Karolina Gilas
¿Quién decide qué es democrático?
Consideremos el caso de Hungría bajo Viktor Orbán. Desde que llegó al poder en 2010, Orbán ha debilitado sistemáticamente las instituciones independientes, restringido las libertades de prensa y reescrito las leyes electorales para favorecer a su partido.En su provocador artículo “¿Quién decide qué es democrático?”, el politólogo Adam Przeworski aborda a una pregunta fundamental, urgente y difícil de contestar: ¿qué exactamente estamos defendiendo cuando defendemos la democracia?
En nuestra época polarizada las voces de los dos lados del debate público reivindican para sí y sostienen que defienden a la democracia. En México, en el debate sobre los límites a la sobrerrepresentación en la integración de la Cámara de Diputados, una parte de la escena política sostiene que no hay nada más democrático que una mayoría abrumadora respaldada en el voto popular, mientras que la otra insiste en la necesidad de contar con límites al poder y una representación equilibrada.
En los debates, por ejemplo, sobre los alcances de la incidencia del Poder Judicial en la revisión de las decisiones políticas (legislativas), se discute qué es más democrático: ¿respetar plenamente la decisión de los representantes electos por el voto popular o permitir que un órgano técnico (y político a la vez) establezca, en nombre de los principios y valores, algunos límites a estas decisiones?
En el corazón del análisis de Przeworski está la distinción entre definiciones minimalistas y maximalistas de democracia. La visión minimalista, que Przeworski favorece, define la democracia únicamente como un sistema donde los ciudadanos pueden elegir y remover libremente a los gobiernos mediante elecciones. Esta concepción valora la democracia intrínsecamente, por la capacidad misma que otorga a los ciudadanos para determinar quién los gobierna sin derramar la sangre.
En contraste, las visiones maximalistas ven la democracia como un medio para realizar ciertos valores extrínsecos, ya sea justicia, igualdad, participación o cualquier otro ideal. Aquí la exigencia es más alta: las elecciones deben ser no sólo libres y competidas, pero también equitativas; los derechos no sólo son reconocidos legalmente, pero ejercidos efectivamente por las personas.

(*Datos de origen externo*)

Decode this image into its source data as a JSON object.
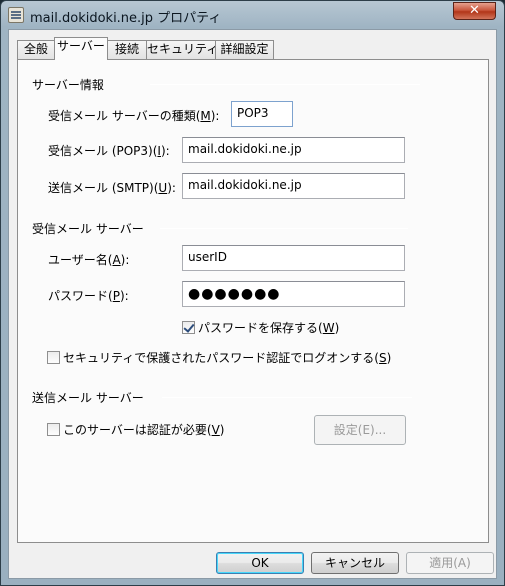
{
  "window": {
    "title": "mail.dokidoki.ne.jp プロパティ",
    "close_glyph": "✕"
  },
  "tabs": [
    {
      "label": "全般"
    },
    {
      "label": "サーバー"
    },
    {
      "label": "接続"
    },
    {
      "label": "セキュリティ"
    },
    {
      "label": "詳細設定"
    }
  ],
  "server_info": {
    "title": "サーバー情報",
    "type_label": "受信メール サーバーの種類(",
    "type_key": "M",
    "type_value": "POP3",
    "pop3_label": "受信メール (POP3)(",
    "pop3_key": "I",
    "pop3_value": "mail.dokidoki.ne.jp",
    "smtp_label": "送信メール (SMTP)(",
    "smtp_key": "U",
    "smtp_value": "mail.dokidoki.ne.jp"
  },
  "incoming": {
    "title": "受信メール サーバー",
    "user_label": "ユーザー名(",
    "user_key": "A",
    "user_value": "userID",
    "password_label": "パスワード(",
    "password_key": "P",
    "password_value": "●●●●●●●",
    "save_password_label": "パスワードを保存する(",
    "save_password_key": "W",
    "save_password_checked": true,
    "spa_label": "セキュリティで保護されたパスワード認証でログオンする(",
    "spa_key": "S",
    "spa_checked": false
  },
  "outgoing": {
    "title": "送信メール サーバー",
    "auth_label": "このサーバーは認証が必要(",
    "auth_key": "V",
    "auth_checked": false,
    "settings_button": "設定(E)..."
  },
  "buttons": {
    "ok": "OK",
    "cancel": "キャンセル",
    "apply": "適用(A)"
  }
}
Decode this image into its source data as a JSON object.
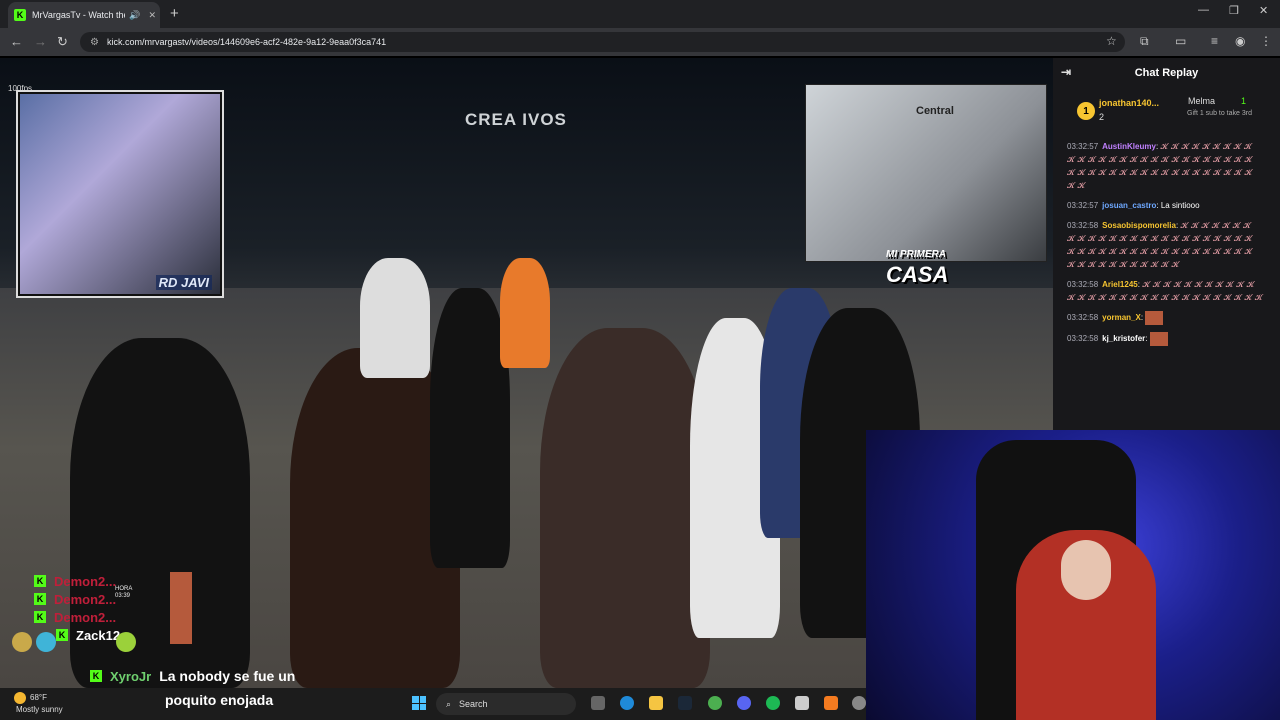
{
  "browser": {
    "tab_title": "MrVargasTv - Watch the VO",
    "favicon": "K",
    "url": "kick.com/mrvargastv/videos/144609e6-acf2-482e-9a12-9eaa0f3ca741"
  },
  "video": {
    "fps": "100fps",
    "watermark": "CREA IVOS",
    "cam1_tag": "RD JAVI",
    "cam2_tag_line1": "MI PRIMERA",
    "cam2_tag_line2": "CASA",
    "cam2_cap": "Central",
    "game_chat": [
      {
        "name": "Demon2...",
        "style": "red"
      },
      {
        "name": "Demon2...",
        "style": "red"
      },
      {
        "name": "Demon2...",
        "style": "red"
      },
      {
        "name": "Zack12",
        "style": "white"
      }
    ],
    "hud_text": "HORA 03:39",
    "overlay_message": {
      "user": "XyroJr",
      "line1": "La nobody se fue un",
      "line2": "poquito enojada"
    }
  },
  "chat": {
    "title": "Chat Replay",
    "leader1": {
      "rank": "1",
      "name": "jonathan140...",
      "count": "2"
    },
    "leader2": {
      "name": "Melma",
      "count": "1",
      "sub": "Gift 1 sub to take 3rd"
    },
    "messages": [
      {
        "time": "03:32:57",
        "user": "AustinKleumy",
        "color": "#c080ff",
        "text": "",
        "emotes": "𝓚𝓚𝓚𝓚𝓚𝓚𝓚𝓚𝓚𝓚𝓚𝓚𝓚𝓚𝓚𝓚𝓚𝓚𝓚𝓚𝓚𝓚𝓚𝓚𝓚𝓚𝓚𝓚𝓚𝓚𝓚𝓚𝓚𝓚𝓚𝓚𝓚𝓚𝓚𝓚𝓚𝓚𝓚𝓚𝓚𝓚𝓚"
      },
      {
        "time": "03:32:57",
        "user": "josuan_castro",
        "color": "#6ea8ff",
        "text": "La sintiooo",
        "emotes": ""
      },
      {
        "time": "03:32:58",
        "user": "Sosaobispomorelia",
        "color": "#f7c531",
        "text": "",
        "emotes": "𝓚𝓚𝓚𝓚𝓚𝓚𝓚𝓚𝓚𝓚𝓚𝓚𝓚𝓚𝓚𝓚𝓚𝓚𝓚𝓚𝓚𝓚𝓚𝓚𝓚𝓚𝓚𝓚𝓚𝓚𝓚𝓚𝓚𝓚𝓚𝓚𝓚𝓚𝓚𝓚𝓚𝓚𝓚𝓚𝓚𝓚𝓚𝓚𝓚𝓚𝓚𝓚𝓚𝓚"
      },
      {
        "time": "03:32:58",
        "user": "Ariel1245",
        "color": "#f7c531",
        "text": "",
        "emotes": "𝓚𝓚𝓚𝓚𝓚𝓚𝓚𝓚𝓚𝓚𝓚𝓚𝓚𝓚𝓚𝓚𝓚𝓚𝓚𝓚𝓚𝓚𝓚𝓚𝓚𝓚𝓚𝓚𝓚𝓚"
      },
      {
        "time": "03:32:58",
        "user": "yorman_X",
        "color": "#f7c531",
        "text": "",
        "emotes": ""
      },
      {
        "time": "03:32:58",
        "user": "kj_kristofer",
        "color": "#ffffff",
        "text": "",
        "emotes": ""
      }
    ]
  },
  "taskbar": {
    "temp": "68°F",
    "condition": "Mostly sunny",
    "search_placeholder": "Search"
  }
}
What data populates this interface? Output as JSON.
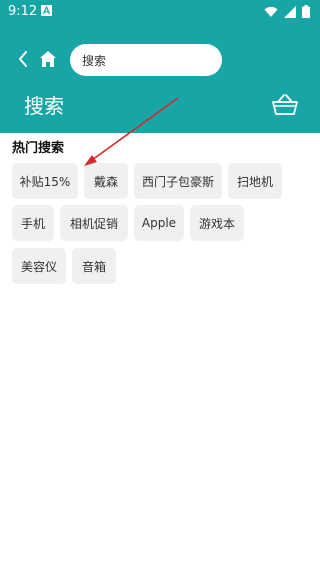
{
  "status_bar": {
    "time": "9:12"
  },
  "header": {
    "search_value": "搜索",
    "title": "搜索"
  },
  "hot_search": {
    "title": "热门搜索",
    "tags": [
      "补贴15%",
      "戴森",
      "西门子包豪斯",
      "扫地机",
      "手机",
      "相机促销",
      "Apple",
      "游戏本",
      "美容仪",
      "音箱"
    ]
  },
  "colors": {
    "header_bg": "#17a5a5",
    "tag_bg": "#f0f0f0",
    "annotation_arrow": "#d22a2a"
  },
  "icons": [
    "back-icon",
    "home-icon",
    "cart-icon",
    "wifi-icon",
    "signal-icon",
    "battery-icon"
  ]
}
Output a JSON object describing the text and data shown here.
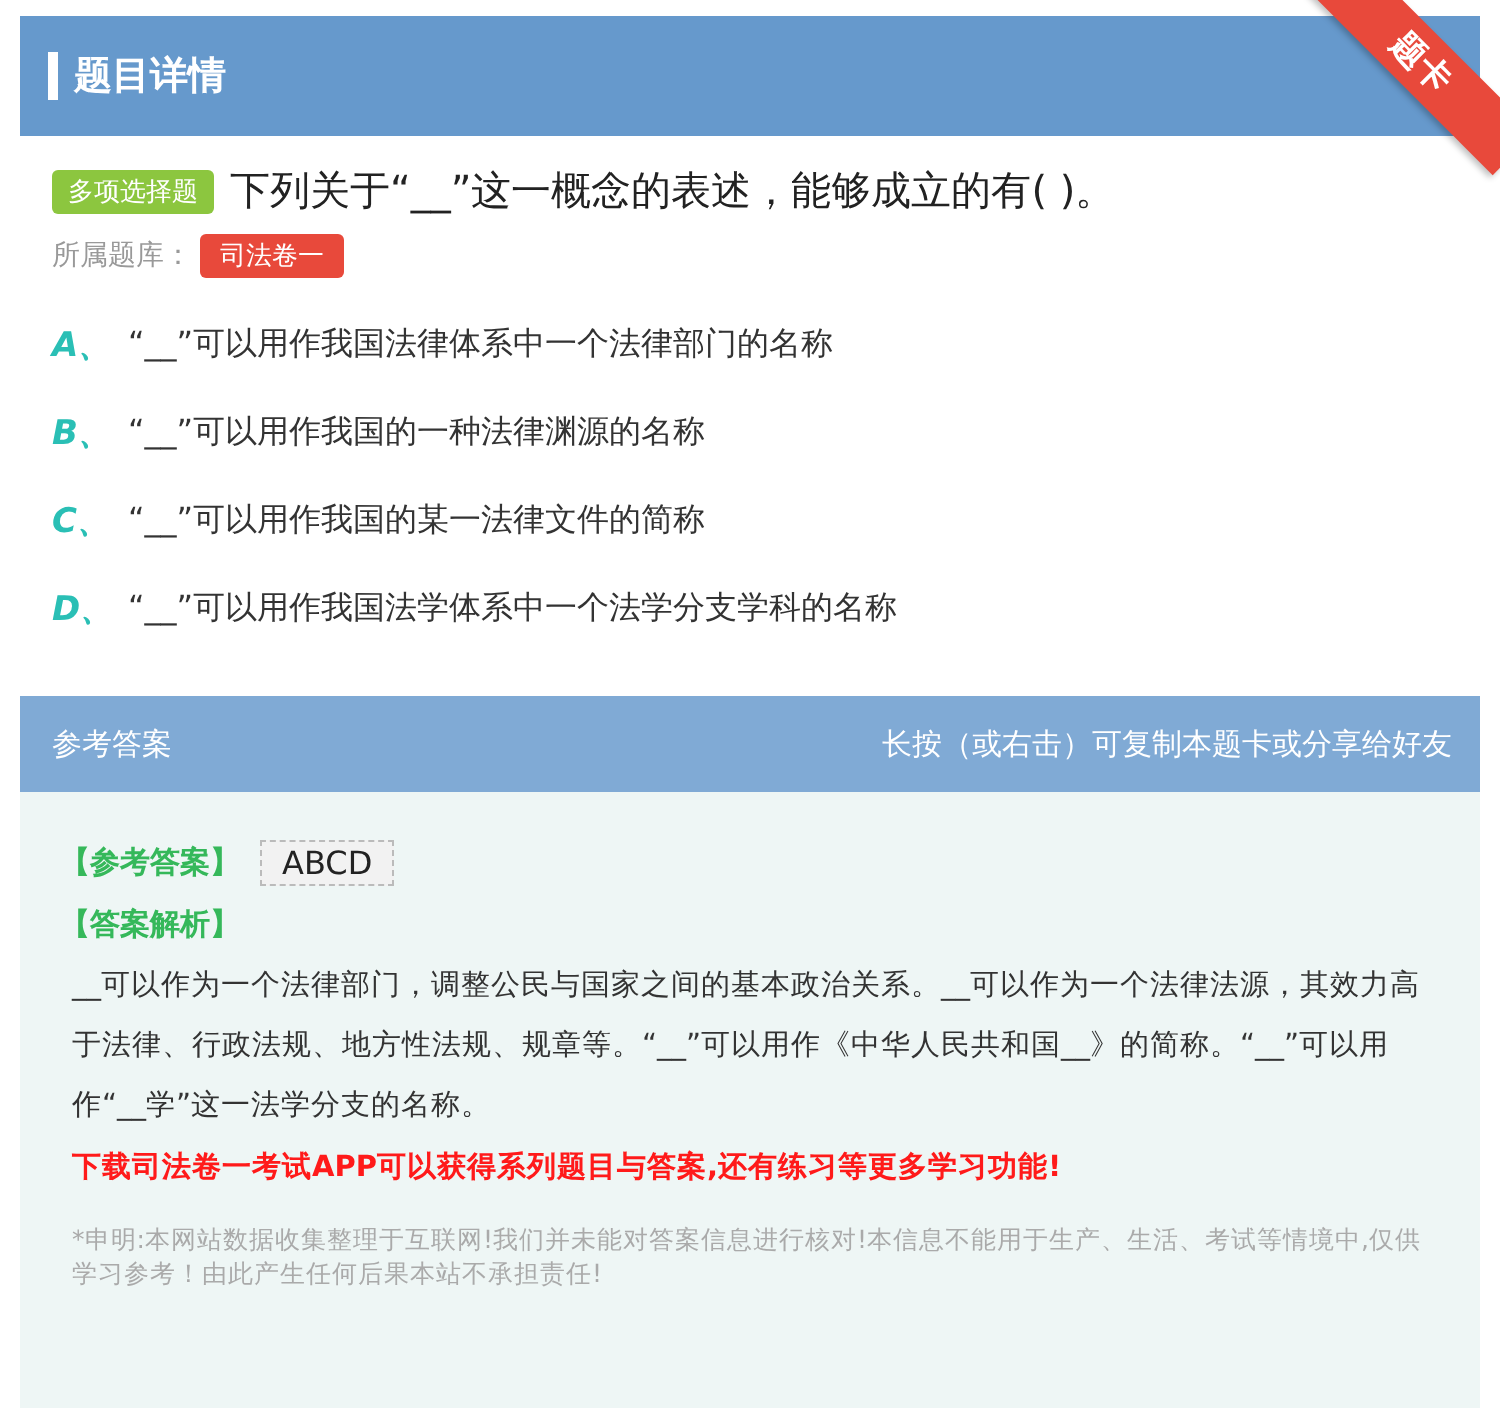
{
  "header": {
    "title": "题目详情",
    "ribbon": "题卡"
  },
  "question": {
    "type_tag": "多项选择题",
    "text": "下列关于“__”这一概念的表述，能够成立的有( )。",
    "bank_label": "所属题库：",
    "bank": "司法卷一"
  },
  "options": [
    {
      "letter": "A、",
      "text": "“__”可以用作我国法律体系中一个法律部门的名称"
    },
    {
      "letter": "B、",
      "text": "“__”可以用作我国的一种法律渊源的名称"
    },
    {
      "letter": "C、",
      "text": "“__”可以用作我国的某一法律文件的简称"
    },
    {
      "letter": "D、",
      "text": "“__”可以用作我国法学体系中一个法学分支学科的名称"
    }
  ],
  "answer_panel": {
    "title": "参考答案",
    "hint": "长按（或右击）可复制本题卡或分享给好友",
    "answer_label": "【参考答案】",
    "answer": "ABCD",
    "analysis_label": "【答案解析】",
    "analysis": "__可以作为一个法律部门，调整公民与国家之间的基本政治关系。__可以作为一个法律法源，其效力高于法律、行政法规、地方性法规、规章等。“__”可以用作《中华人民共和国__》的简称。“__”可以用作“__学”这一法学分支的名称。",
    "promo": "下载司法卷一考试APP可以获得系列题目与答案,还有练习等更多学习功能!",
    "disclaimer": "*申明:本网站数据收集整理于互联网!我们并未能对答案信息进行核对!本信息不能用于生产、生活、考试等情境中,仅供学习参考！由此产生任何后果本站不承担责任!"
  }
}
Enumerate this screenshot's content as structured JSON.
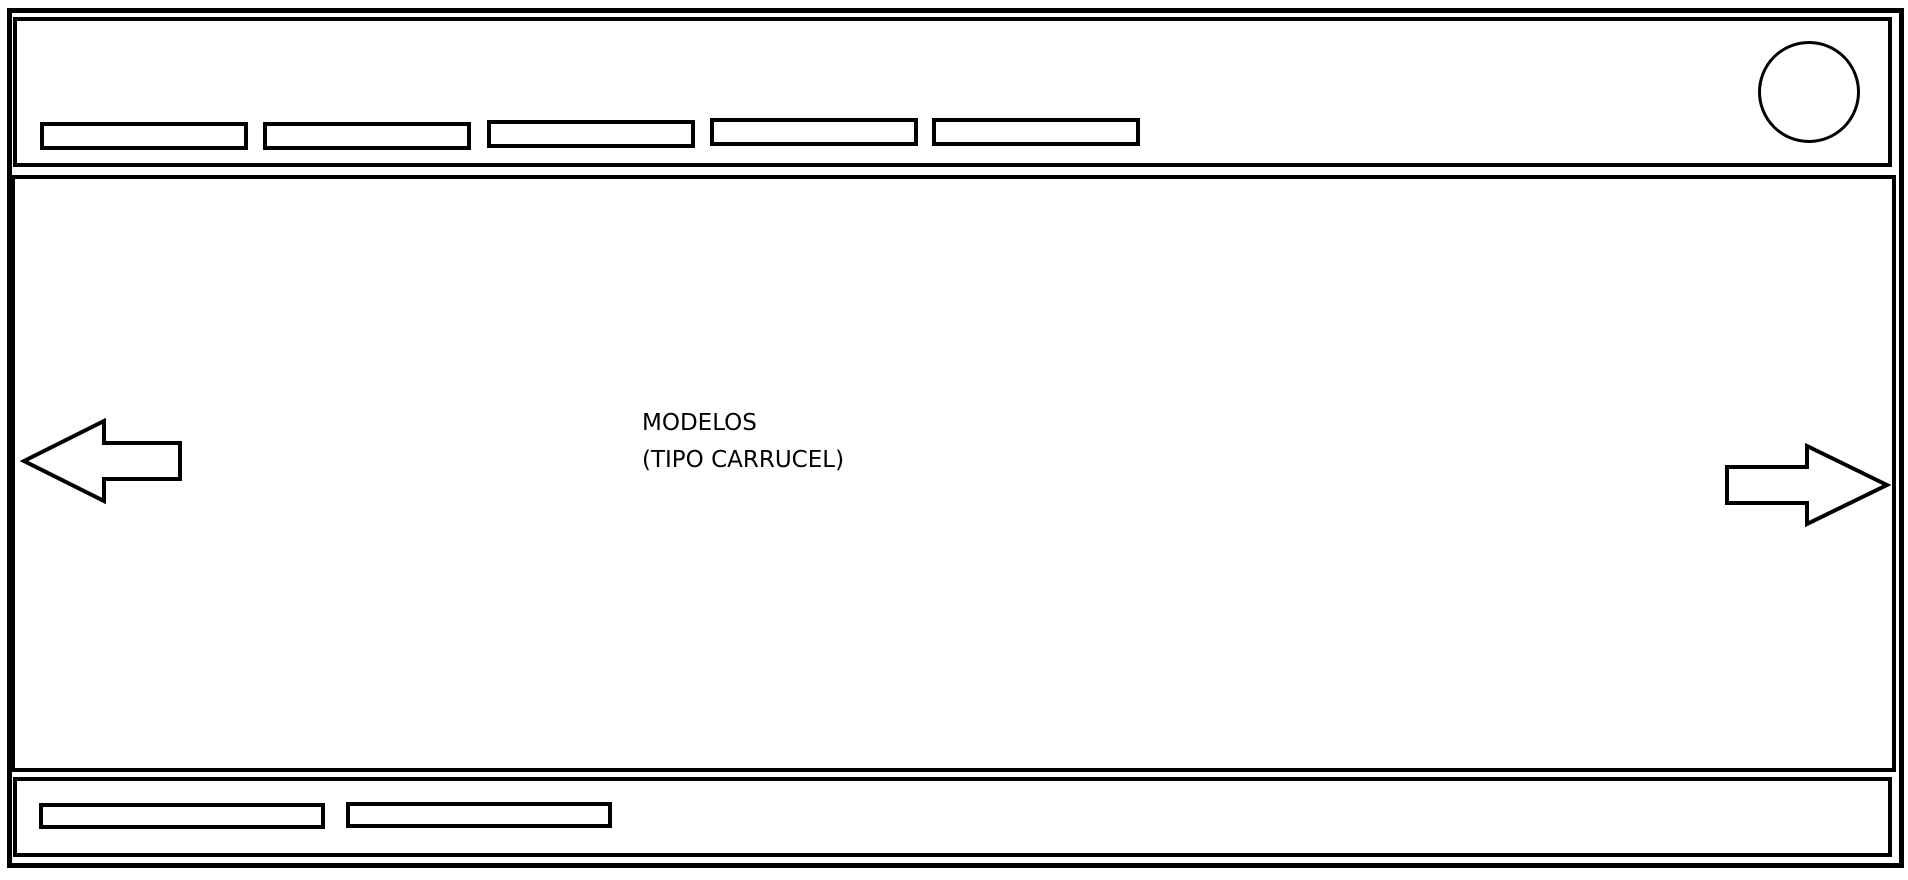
{
  "carousel": {
    "label_line1": "MODELOS",
    "label_line2": "(TIPO CARRUCEL)"
  },
  "icons": {
    "prev": "arrow-left-icon",
    "next": "arrow-right-icon",
    "avatar": "user-avatar-circle"
  },
  "colors": {
    "stroke": "#000000",
    "background": "#ffffff"
  }
}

La distinción puede parecer, a primera vista, un debate académico. Sin duda, lo es: las bibliotecas universitarias están llenas de libros que discuten las definiciones de la democracia y sus alcances. Pero también es una distinción fundamental para nuestra vida cotidiana.
Donde nos coloquemos –del lado del pragmatismo de las definiciones minimalistas o del idealismo del que parten las maximalistas– van a cambiar nuestras posiciones sobre qué significa la democracia, qué país, qué liderazgo o qué decisiones políticas son democráticas.
Consideremos el caso de Hungría bajo Viktor Orbán. Desde que llegó al poder en 2010, Orbán ha debilitado sistemáticamente las instituciones independientes, restringido las libertades de prensa y reescrito las leyes electorales para favorecer a su partido. Sin embargo, continuó ganando elecciones que los observadores internacionales consideraron en gran medida libres, aunque no completamente justas (al menos los ejercicios de 2014 y 2018).
Desde una perspectiva minimalista, Hungría aún podría considerarse una democracia hasta hace poco. Después de todo, el poder de Orbán provenía de victorias electorales logradas en el sistema electoral con sólida administración, aunque con ciertas irregularidades y desigualdades en la competencia entre le partido en el poder y la oposición. Pero aquellos que tienen una visión maximalista de la democracia –una que incluye protecciones sólidas para las libertades civiles y los derechos de las minorías– argumentarían que hace años Hungría se ha deslizado hacia una forma de autoritarismo competitivo.
Justo este tipo de casos, en los que liderazgos electos democráticamente impulsan cambios que modifican los diseños institucionales y los alejan de los estándares democráticos (tanto minimalistas como maximalistas), desafían nuestra comprensión de qué es, cómo es y cómo decidir los alcances de una democracia.
Es el viejo dilema, explorado ya en múltiples ocasiones, y otra vez muy vigente en la actualidad: ¿qué pasa cuando los votantes deciden apoyar a líderes que prometen entregar los resultados deseados incluso a costa de erosionar la democracia? ¿Qué pasa cuando las medidas propuestas o implementadas por estos liderazgos –con frecuencia populistas– eliminan los fundamentos del Estado de derecho o minan la capacidad de celebrar las elecciones libres y justas? ¿Cómo determinamos cuándo el retroceso democrático ha ido demasiado lejos? ¿Hasta dónde llega el derecho de la mayoría de impulsar los cambios que considera justos e idóneos? ¿Quién debe determinarlo? ¿En qué punto se justifica la intervención para preservar las instituciones democráticas contra la voluntad de una mayoría? ¿Qué clase de intervención es legítima sin contribuir –también– a erosionar la democracia?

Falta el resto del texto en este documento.